Ad Familiares 3.13
Ad Familiares 3.13
Headnote
Cicero to Appius Claudius Pulcher, written from Rhodes around the 10th of August 50 BC (Perseus dateline: Scr. Rhodi circ. iv Id. Sext. a. 704 (50)). It is a short follow-up only six days after Ad Familiares 3.12, written from the next stop on Cicero’s return voyage. The letter answers fresh news that has reached Cicero of Appius’s service to him during the prosecution: not only had Appius spoken and voted in his favour, but he had gone to Cicero’s house, met with Cicero’s people, and left no piece of friendship’s office for anyone else to perform. It is the moment in the correspondence at which Cicero, having now folded the Dolabella engagement into his calculations, openly says that the weight has been returned to him in fuller measure than he sent it out.
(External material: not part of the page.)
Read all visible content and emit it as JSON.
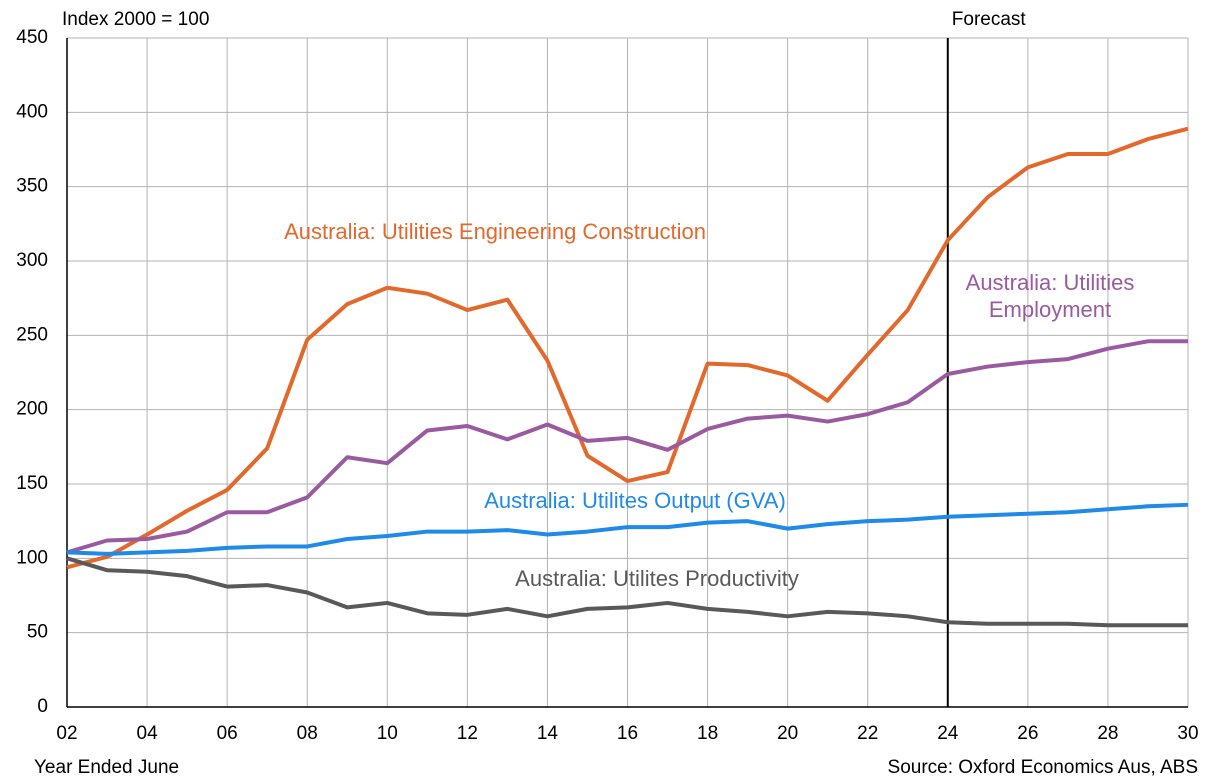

The body of the letter is a small set-piece on amicitia as its own reward: “the outward marks of virtue many have attained even without virtue; the zeal of such men, virtue alone can attain.” The fruit of friendship, Cicero says, is the friendship itself. Beneath this lies the practical note that the new tie of adfinitas through Tullia’s marriage to Dolabella has not subtracted from his goodwill toward Appius, but added to it. The letter is shorter and (Cicero says) the more modest in form because he is writing to a man he hopes is now censor — master of public morals — a status Appius would in fact assume not long after.